The main point was, to decide how Europe should think on the subject of certain questions which no one understood. It was the conflict of the human mind. The Calvins, the Bezas, and Turetins, were the Demostheneses, Platos, and Aristotles, of the day.

The absurdity of the greater part of the controversial questions which bound down the attention of Europe, having at length been acknowledged, this small republic turned our consideration to what appears of solid consequence – the acquisition of wealth. The system of law, more chimerical and less baleful than that of the supralapsarians and the sublapsarians, occupied with arithmetical calculations those who could no longer gain celebrity as partisans of the doctrine of crucified divinity. They became rich, but were no longer famous.

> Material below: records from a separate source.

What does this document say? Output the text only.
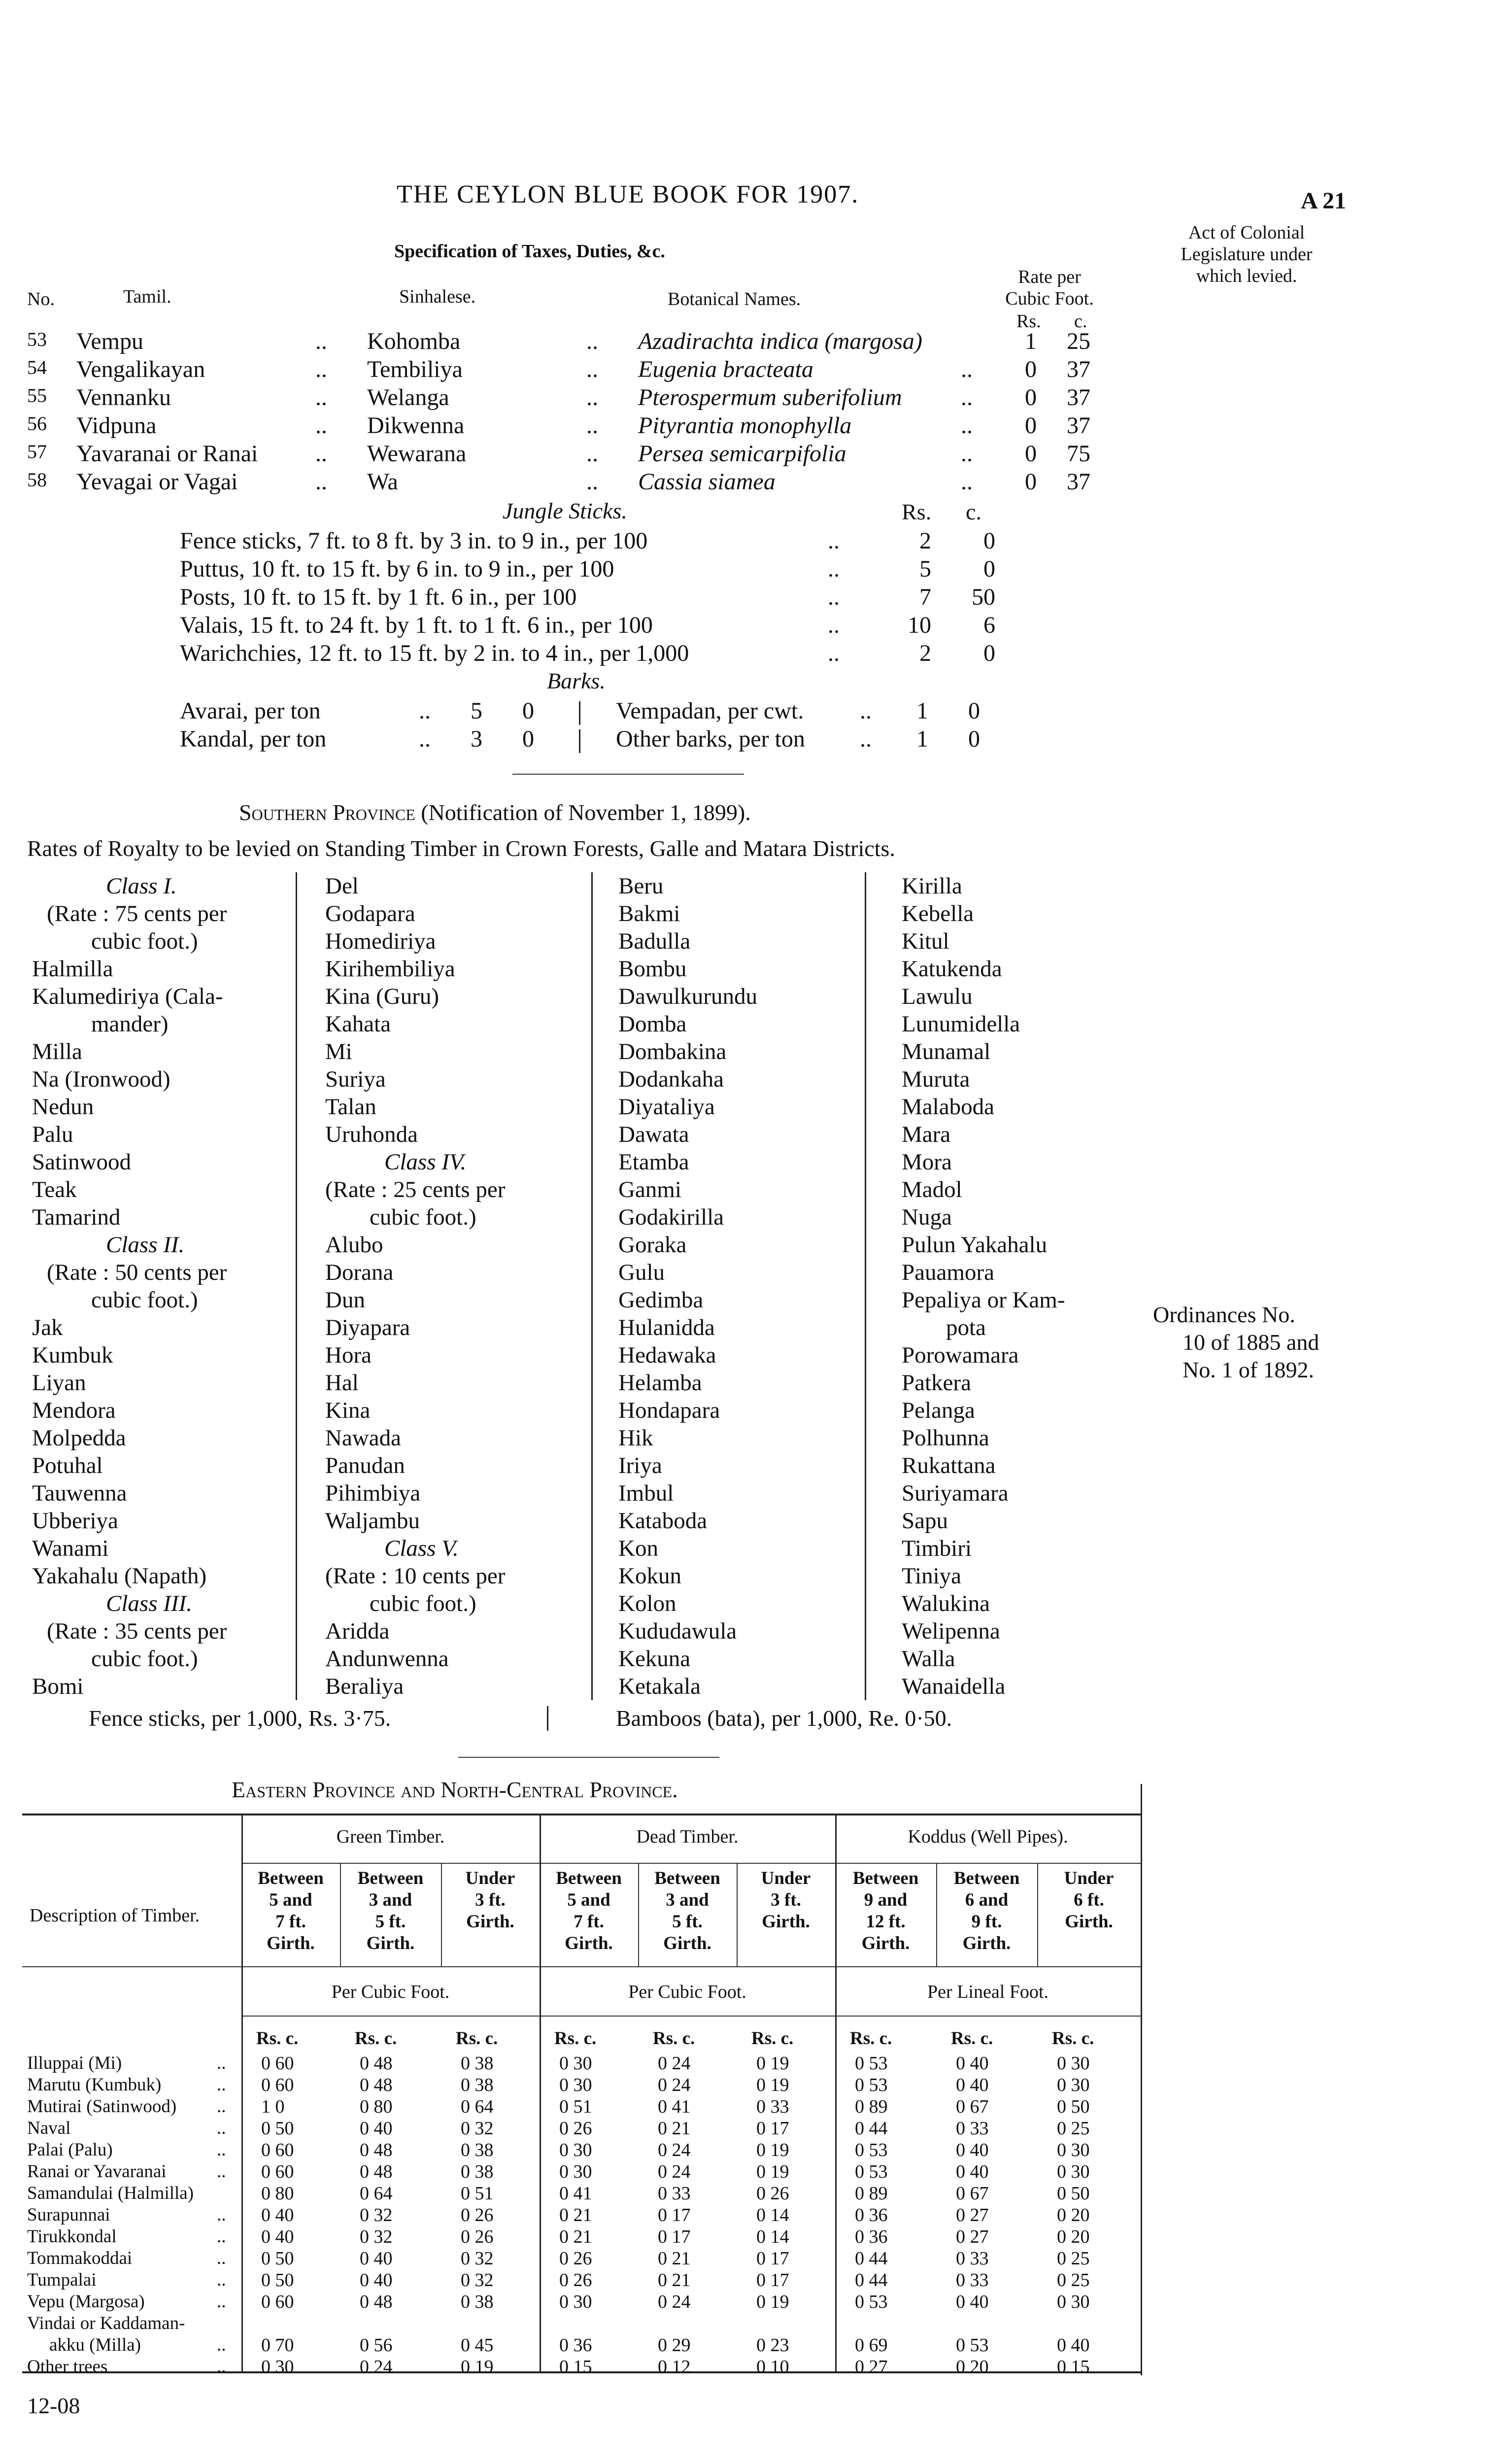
THE CEYLON BLUE BOOK FOR 1907.	A 21
Specification of Taxes, Duties, &c.
Act of Colonial
Legislature under
which levied.
No.	Tamil.	Sinhalese.	Botanical Names.
Rate per
Cubic Foot.
Rs. c.
53 Vempu	.. Kohomba	.. Azadirachta indica (margosa)	1 25
54 Vengalikayan	.. Tembiliya	.. Eugenia bracteata	.. 0 37
55 Vennanku	.. Welanga	.. Pterospermum suberifolium .. 0 37
56 Vidpuna	.. Dikwenna	.. Pityrantia monophylla	.. 0 37
57 Yavaranai or Ranai .. Wewarana	.. Persea semicarpifolia	.. 0 75
58 Yevagai or Vagai	.. Wa	.. Cassia siamea	.. 0 37
Jungle Sticks.	Rs. c.
Fence sticks, 7 ft. to 8 ft. by 3 in. to 9 in., per 100	..	2	0
Puttus, 10 ft. to 15 ft. by 6 in. to 9 in., per 100	..	5	0
Posts, 10 ft. to 15 ft. by 1 ft. 6 in., per 100	..	7	50
Valais, 15 ft. to 24 ft. by 1 ft. to 1 ft. 6 in., per 100	..	10	6
Warichchies, 12 ft. to 15 ft. by 2 in. to 4 in., per 1,000	..	2	0
Barks.
Avarai, per ton	.. 5 0	Vempadan, per cwt. .. 1 0
Kandal, per ton	.. 3 0	Other barks, per ton .. 1 0
Southern Province (Notification of November 1, 1899).
Rates of Royalty to be levied on Standing Timber in Crown Forests, Galle and Matara Districts.
Class I.
(Rate : 75 cents per
cubic foot.)
Halmilla
Kalumediriya (Cala-
mander)
Milla
Na (Ironwood)
Nedun
Palu
Satinwood
Teak
Tamarind
Class II.
(Rate : 50 cents per
cubic foot.)
Jak
Kumbuk
Liyan
Mendora
Molpedda
Potuhal
Tauwenna
Ubberiya
Wanami
Yakahalu (Napath)
Class III.
(Rate : 35 cents per
cubic foot.)
Bomi
Del
Godapara
Homediriya
Kirihembiliya
Kina (Guru)
Kahata
Mi
Suriya
Talan
Uruhonda
Class IV.
(Rate : 25 cents per
cubic foot.)
Alubo
Dorana
Dun
Diyapara
Hora
Hal
Kina
Nawada
Panudan
Pihimbiya
Waljambu
Class V.
(Rate : 10 cents per
cubic foot.)
Aridda
Andunwenna
Beraliya
Beru
Bakmi
Badulla
Bombu
Dawulkurundu
Domba
Dombakina
Dodankaha
Diyataliya
Dawata
Etamba
Ganmi
Godakirilla
Goraka
Gulu
Gedimba
Hulanidda
Hedawaka
Helamba
Hondapara
Hik
Iriya
Imbul
Kataboda
Kon
Kokun
Kolon
Kududawula
Kekuna
Ketakala
Kirilla
Kebella
Kitul
Katukenda
Lawulu
Lunumidella
Munamal
Muruta
Malaboda
Mara
Mora
Madol
Nuga
Pulun Yakahalu
Pauamora
Pepaliya or Kam-
pota
Porowamara
Patkera
Pelanga
Polhunna
Rukattana
Suriyamara
Sapu
Timbiri
Tiniya
Walukina
Welipenna
Walla
Wanaidella
Ordinances No.
10 of 1885 and
No. 1 of 1892.
Fence sticks, per 1,000, Rs. 3·75.	Bamboos (bata), per 1,000, Re. 0·50.
Eastern Province and North-Central Province.
Description of Timber.
Green Timber.	Dead Timber.	Koddus (Well Pipes).
Between
5 and
7 ft.
Girth.
Between
3 and
5 ft.
Girth.
Under
3 ft.
Girth.
Between
5 and
7 ft.
Girth.
Between
3 and
5 ft.
Girth.
Under
3 ft.
Girth.
Between
9 and
12 ft.
Girth.
Between
6 and
9 ft.
Girth.
Under
6 ft.
Girth.
Per Cubic Foot.	Per Cubic Foot.	Per Lineal Foot.
Rs. c.	Rs. c.	Rs. c.	Rs. c.	Rs. c.	Rs. c.	Rs. c.	Rs. c.	Rs. c.
Illuppai (Mi)	.. 0 60	0 48	0 38	0 30	0 24	0 19	0 53	0 40	0 30
Marutu (Kumbuk)	.. 0 60	0 48	0 38	0 30	0 24	0 19	0 53	0 40	0 30
Mutirai (Satinwood) .. 1 0	0 80	0 64	0 51	0 41	0 33	0 89	0 67	0 50
Naval	.. 0 50	0 40	0 32	0 26	0 21	0 17	0 44	0 33	0 25
Palai (Palu)	.. 0 60	0 48	0 38	0 30	0 24	0 19	0 53	0 40	0 30
Ranai or Yavaranai	.. 0 60	0 48	0 38	0 30	0 24	0 19	0 53	0 40	0 30
Samandulai (Halmilla)	0 80	0 64	0 51	0 41	0 33	0 26	0 89	0 67	0 50
Surapunnai	.. 0 40	0 32	0 26	0 21	0 17	0 14	0 36	0 27	0 20
Tirukkondal	.. 0 40	0 32	0 26	0 21	0 17	0 14	0 36	0 27	0 20
Tommakoddai	.. 0 50	0 40	0 32	0 26	0 21	0 17	0 44	0 33	0 25
Tumpalai	.. 0 50	0 40	0 32	0 26	0 21	0 17	0 44	0 33	0 25
Vepu (Margosa)	.. 0 60	0 48	0 38	0 30	0 24	0 19	0 53	0 40	0 30
Vindai or Kaddaman-
akku (Milla)	.. 0 70	0 56	0 45	0 36	0 29	0 23	0 69	0 53	0 40
Other trees	.. 0 30	0 24	0 19	0 15	0 12	0 10	0 27	0 20	0 15
12-08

It is thought at present there is no republic, except in Europe. I am mistaken if I have not somewhere made the remark myself; it must, however, have been a great inadvertence. The Spaniards found in America the republic of Tlascala perfectly well established. Every part of that continent which has not been subjugated is still republican. In the whole of that vast territory, when it was first discovered, there existed no more than two kingdoms; and this may well be considered as a proof that republican government is the most natural. Men must have obtained considerable refinement, and have tried many experiments, before they submit to the government of a single individual.

In Africa, the Hottentots, the Kaffirs, and many communities of negroes, are democracies. It is pretended that the countries in which the greater part of the negroes are sold are governed by kings. Tripoli, Tunis, and Algiers are republics of soldiers and pirates. There are similar ones in India. The Mahrattas, and many other Indian hordes, have no kings: they elect chiefs when they go on their expeditions of plunder.

Such are also many of the hordes of Tartars. Even the Turkish Empire has long been a republic of janissaries, who have frequently strangled their sultan, when their sultan did not decimate them. We are every day asked, whether a republican or a kingly government is to be preferred? The dispute always ends in agreeing that the government of men is exceedingly difficult. The Jews had God himself for their master; yet observe the events of their history. They have almost always been trampled upon and enslaved; and, nationally, what a wretched figure do they make at present!